Cisco clears final major hurdle in $4.5B deal to buy Acacia

In a deal that has been brewing since 2019, Cisco has garnered the final regulatory approval for its $4.5 billion deal to buy Acacia. Reuters reported Tuesday morning that the Chinese government’s State Administration for Market Regulation (SAMR) has approved the merger. Cisco had previously gained regulatory approval for the deal, which was first announced in 2019 with a price tag of $2.6 billion, from the United States, Germany and Austria.

SAMR became the final hurdle for Cisco to clear in order to get the deal done. In July, both companies issued a press release that said the merger was awaiting approval from SAMR, and that "Cisco and Acacia remain actively engaged with SAMR and expect the acquisition to receive regulatory clearance."

According to Reuters, SAMR said the deal could go forward as long as Cisco and Acacia continued to service existing contracts in China, as well as continue to supply companies in China “in accordance with the principles of fairness, reasonableness and non-discrimination”.

Cisco and Acacia expect the new deal to close in the first calendar quarter of this year, subject to the usual closing conditions and sign-off by Acacia's shareholders. Once the deal is closed, Acacia CEO Raj Shanmugaraj and his employees will join Cisco's optics business.

"We believe that the acquisition of Acacia by Cisco will further enhance Cisco’s silicon and optics portfolios, and will help accelerate the trend toward coherent technology and pluggable solutions while accommodating a larger footprint of customers worldwide," according to a letter to Acacia's customers that was signed by executives from both companies. "The team at Acacia will continue operating our business consistent with our practice prior to Cisco’s acquisition announcement, in order to continue to support your business needs through closing. Both Acacia and Cisco are looking forward to the combined benefits that we believe we will be able to provide to all of our customers upon completion of the acquisition."

Cisco now has Acacia back in the fold for its "Internet for the Future" portfolio, which includes its own solutions across silicon, optics and software. With its deep expertise in coherent optics, Acacia will be a foundational pillar in Cisco's core networking strategy. For its part, Acacia was able to convince Cisco that it's a much more valuable company than it was when the deal was first struck.

RELATED: Cisco and Acacia move forward on merger but price tag goes up to $4.5B

Last week, Cisco announced it had upped its offer for coherent optical vendor Acacia from $70 per share to $115 per share in cash, or roughly $4.5 billion on a fully diluted basis, net of cash and marketable securities.

Earlier this month, Acacia attempted to scrap the first deal last wee by saying Cisco didn't get regulatory approval from SAMR by the deadline.  Following on the heels Acacia's announcement, Cisco said the same day that it was seeking confirmation from the Delaware Court of Chancery that it had met all conditions for the closing of its acquisition of Acacia Communications, including China.

Following Acacia's announcement, Cisco sued Acacia in Delaware Chancery Court.

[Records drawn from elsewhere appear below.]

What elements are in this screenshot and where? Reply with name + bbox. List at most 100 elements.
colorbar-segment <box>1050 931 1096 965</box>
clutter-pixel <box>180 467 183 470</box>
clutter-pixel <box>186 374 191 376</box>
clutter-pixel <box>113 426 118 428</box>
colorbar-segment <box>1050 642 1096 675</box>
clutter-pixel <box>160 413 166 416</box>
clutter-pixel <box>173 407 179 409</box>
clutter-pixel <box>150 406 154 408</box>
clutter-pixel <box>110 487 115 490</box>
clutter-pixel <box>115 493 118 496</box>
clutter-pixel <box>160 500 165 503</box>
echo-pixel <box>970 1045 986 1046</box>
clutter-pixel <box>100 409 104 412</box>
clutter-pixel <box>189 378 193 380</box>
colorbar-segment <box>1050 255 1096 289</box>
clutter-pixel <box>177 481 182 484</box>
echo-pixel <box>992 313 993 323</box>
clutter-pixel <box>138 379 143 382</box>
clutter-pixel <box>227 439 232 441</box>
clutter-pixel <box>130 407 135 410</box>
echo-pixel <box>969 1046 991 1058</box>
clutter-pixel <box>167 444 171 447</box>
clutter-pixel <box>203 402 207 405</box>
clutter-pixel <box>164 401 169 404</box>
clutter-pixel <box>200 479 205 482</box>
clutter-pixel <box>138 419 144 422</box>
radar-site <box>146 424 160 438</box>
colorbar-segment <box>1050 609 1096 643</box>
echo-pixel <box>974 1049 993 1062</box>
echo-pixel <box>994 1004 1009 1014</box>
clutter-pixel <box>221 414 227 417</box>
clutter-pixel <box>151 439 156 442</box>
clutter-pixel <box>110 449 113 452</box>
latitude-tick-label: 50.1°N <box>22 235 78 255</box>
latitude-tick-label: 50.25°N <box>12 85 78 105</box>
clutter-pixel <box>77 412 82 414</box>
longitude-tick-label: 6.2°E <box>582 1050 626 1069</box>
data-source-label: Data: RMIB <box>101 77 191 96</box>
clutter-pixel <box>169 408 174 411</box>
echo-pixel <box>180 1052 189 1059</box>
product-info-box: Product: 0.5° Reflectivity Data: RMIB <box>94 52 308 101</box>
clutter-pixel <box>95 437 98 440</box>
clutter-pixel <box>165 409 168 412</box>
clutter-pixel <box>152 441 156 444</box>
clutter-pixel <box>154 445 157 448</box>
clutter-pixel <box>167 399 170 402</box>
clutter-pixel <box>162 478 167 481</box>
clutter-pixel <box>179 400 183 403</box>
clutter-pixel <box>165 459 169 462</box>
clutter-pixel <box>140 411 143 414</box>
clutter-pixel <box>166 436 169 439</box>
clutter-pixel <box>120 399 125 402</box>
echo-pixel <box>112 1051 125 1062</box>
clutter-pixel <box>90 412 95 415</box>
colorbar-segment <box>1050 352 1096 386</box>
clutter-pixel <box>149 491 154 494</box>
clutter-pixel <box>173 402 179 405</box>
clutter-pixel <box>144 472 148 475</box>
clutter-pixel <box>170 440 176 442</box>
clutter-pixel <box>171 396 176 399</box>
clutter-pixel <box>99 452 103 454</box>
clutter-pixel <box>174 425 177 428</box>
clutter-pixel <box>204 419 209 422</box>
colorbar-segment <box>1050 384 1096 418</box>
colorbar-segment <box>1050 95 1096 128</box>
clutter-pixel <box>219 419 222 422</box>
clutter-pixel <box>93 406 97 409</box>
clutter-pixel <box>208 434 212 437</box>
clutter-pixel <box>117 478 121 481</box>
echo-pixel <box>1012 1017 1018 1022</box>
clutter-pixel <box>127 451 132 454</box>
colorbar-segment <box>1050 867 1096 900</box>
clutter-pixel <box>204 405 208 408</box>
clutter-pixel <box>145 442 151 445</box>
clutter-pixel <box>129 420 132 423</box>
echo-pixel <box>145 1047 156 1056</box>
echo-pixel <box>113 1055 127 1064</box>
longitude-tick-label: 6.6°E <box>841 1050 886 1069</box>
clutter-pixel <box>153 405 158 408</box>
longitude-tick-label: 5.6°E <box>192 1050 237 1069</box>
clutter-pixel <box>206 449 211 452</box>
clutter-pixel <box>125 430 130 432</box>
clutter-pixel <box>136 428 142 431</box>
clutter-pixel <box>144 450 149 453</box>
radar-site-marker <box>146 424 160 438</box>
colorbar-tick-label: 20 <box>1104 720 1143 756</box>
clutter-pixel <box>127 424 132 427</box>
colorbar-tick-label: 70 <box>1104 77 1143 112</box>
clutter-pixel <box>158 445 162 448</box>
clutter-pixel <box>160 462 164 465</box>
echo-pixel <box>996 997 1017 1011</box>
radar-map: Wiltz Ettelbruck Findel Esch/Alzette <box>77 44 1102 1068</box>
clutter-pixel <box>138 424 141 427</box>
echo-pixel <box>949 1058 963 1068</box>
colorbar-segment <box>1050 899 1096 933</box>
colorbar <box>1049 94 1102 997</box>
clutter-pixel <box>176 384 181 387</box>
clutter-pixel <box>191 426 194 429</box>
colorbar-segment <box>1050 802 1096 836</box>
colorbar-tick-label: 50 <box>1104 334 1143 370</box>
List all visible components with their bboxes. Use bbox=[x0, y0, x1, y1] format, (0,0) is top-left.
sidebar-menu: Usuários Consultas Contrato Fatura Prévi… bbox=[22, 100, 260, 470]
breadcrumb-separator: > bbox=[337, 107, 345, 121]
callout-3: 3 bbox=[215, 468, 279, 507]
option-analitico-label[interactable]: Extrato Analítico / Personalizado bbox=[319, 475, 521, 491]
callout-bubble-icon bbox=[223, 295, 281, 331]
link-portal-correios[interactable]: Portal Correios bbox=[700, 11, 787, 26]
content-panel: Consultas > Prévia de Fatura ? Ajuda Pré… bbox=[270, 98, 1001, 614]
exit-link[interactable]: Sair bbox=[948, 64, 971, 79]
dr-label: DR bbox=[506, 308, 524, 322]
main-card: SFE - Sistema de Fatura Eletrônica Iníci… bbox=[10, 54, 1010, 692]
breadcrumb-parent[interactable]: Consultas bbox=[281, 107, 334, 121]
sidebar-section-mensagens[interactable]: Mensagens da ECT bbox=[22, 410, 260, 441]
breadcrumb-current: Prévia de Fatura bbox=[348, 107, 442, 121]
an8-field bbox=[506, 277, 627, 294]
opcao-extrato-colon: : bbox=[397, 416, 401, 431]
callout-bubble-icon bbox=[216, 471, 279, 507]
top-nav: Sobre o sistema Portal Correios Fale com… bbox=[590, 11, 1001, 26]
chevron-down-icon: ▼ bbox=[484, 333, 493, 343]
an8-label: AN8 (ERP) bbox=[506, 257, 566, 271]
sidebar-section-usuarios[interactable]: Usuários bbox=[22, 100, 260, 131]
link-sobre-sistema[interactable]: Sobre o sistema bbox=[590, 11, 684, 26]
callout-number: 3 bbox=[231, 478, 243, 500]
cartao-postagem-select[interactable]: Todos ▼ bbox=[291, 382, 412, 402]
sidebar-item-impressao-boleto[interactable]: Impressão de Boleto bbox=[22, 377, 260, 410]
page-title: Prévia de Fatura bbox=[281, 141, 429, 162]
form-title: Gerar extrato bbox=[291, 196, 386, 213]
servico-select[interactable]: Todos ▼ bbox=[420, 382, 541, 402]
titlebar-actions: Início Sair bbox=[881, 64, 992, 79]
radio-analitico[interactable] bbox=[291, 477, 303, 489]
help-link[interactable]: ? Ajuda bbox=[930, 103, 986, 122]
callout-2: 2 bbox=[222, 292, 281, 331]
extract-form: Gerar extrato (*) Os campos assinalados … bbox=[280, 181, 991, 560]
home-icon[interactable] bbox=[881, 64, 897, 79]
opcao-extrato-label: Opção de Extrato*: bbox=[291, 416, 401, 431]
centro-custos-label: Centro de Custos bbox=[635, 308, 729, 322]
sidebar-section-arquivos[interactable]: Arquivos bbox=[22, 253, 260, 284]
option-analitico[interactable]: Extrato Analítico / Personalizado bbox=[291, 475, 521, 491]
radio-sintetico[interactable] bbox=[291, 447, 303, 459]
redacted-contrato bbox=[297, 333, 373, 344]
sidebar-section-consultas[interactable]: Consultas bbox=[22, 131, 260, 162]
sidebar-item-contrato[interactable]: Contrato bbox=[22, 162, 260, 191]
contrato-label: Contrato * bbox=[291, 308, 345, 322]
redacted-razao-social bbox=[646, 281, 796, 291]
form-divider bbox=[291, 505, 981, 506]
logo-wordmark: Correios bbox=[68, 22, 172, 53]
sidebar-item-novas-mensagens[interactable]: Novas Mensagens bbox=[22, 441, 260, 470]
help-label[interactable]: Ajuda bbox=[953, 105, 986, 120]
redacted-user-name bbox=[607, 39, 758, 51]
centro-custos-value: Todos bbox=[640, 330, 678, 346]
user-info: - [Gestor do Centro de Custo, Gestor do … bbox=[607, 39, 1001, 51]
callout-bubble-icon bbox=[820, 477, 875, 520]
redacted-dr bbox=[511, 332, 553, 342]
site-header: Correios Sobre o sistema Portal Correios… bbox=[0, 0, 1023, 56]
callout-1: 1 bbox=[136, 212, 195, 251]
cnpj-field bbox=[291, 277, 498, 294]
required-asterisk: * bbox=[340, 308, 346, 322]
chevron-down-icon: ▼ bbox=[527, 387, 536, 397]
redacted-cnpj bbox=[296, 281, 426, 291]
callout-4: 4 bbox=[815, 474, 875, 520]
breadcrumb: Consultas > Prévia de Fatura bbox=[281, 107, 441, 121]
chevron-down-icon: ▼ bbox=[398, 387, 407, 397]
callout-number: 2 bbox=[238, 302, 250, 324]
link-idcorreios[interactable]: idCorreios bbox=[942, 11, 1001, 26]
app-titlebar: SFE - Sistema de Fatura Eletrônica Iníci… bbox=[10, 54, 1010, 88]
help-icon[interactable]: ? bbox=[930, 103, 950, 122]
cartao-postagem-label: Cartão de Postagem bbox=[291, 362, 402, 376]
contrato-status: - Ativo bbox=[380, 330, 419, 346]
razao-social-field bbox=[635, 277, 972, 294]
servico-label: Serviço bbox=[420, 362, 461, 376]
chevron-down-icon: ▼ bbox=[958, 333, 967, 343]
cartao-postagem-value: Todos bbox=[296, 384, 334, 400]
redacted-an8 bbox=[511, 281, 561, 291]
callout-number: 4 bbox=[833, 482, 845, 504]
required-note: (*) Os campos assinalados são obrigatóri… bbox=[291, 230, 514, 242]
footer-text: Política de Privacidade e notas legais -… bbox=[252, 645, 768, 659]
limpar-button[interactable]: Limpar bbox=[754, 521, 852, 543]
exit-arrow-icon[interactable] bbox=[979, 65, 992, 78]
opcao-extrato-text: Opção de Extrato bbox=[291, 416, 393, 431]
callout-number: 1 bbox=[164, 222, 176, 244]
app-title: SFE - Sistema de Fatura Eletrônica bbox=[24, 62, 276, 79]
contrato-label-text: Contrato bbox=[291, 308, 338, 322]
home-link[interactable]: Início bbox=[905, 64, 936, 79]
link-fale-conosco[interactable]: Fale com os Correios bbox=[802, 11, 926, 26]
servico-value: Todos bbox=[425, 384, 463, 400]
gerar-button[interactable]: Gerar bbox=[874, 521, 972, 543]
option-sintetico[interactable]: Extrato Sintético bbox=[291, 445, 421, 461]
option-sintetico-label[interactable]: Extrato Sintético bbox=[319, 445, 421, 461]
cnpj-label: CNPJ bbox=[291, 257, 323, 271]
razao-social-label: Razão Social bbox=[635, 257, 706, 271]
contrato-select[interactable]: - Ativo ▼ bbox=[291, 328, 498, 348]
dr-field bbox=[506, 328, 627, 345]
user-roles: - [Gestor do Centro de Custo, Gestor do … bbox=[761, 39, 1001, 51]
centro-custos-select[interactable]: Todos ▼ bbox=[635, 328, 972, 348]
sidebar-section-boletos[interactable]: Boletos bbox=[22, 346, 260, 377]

After a hearing, Chancellor J. Travis Laster granted Cisco's request for a restraining order and to expedite the proceedings, according to a story by Bloomberg.

RELATED: Judge grants temporary court order to block Acacia from ending $2.6B deal with Cisco

Cisco put out a press release after Acacia's that said it was notified by SAMR on ahead of the Jan. 8 deadline that the agency had determined that its submission was "sufficient to address the relevant competition concerns."

RELATED: Acacia strikes back; files counterclaim against Cisco

Acacia then filed its answer and "affirmative defenses" in response to the complaint filed by Cisco in the Delaware Court of Chancery. At the same time, Acacia also filed a counterclaim against Cisco that sought a "declaration that it validly terminated the merger agreement with Cisco because the required Chinese regulatory approval was not obtained and the merger did not close before the agreed-upon termination date under the agreement."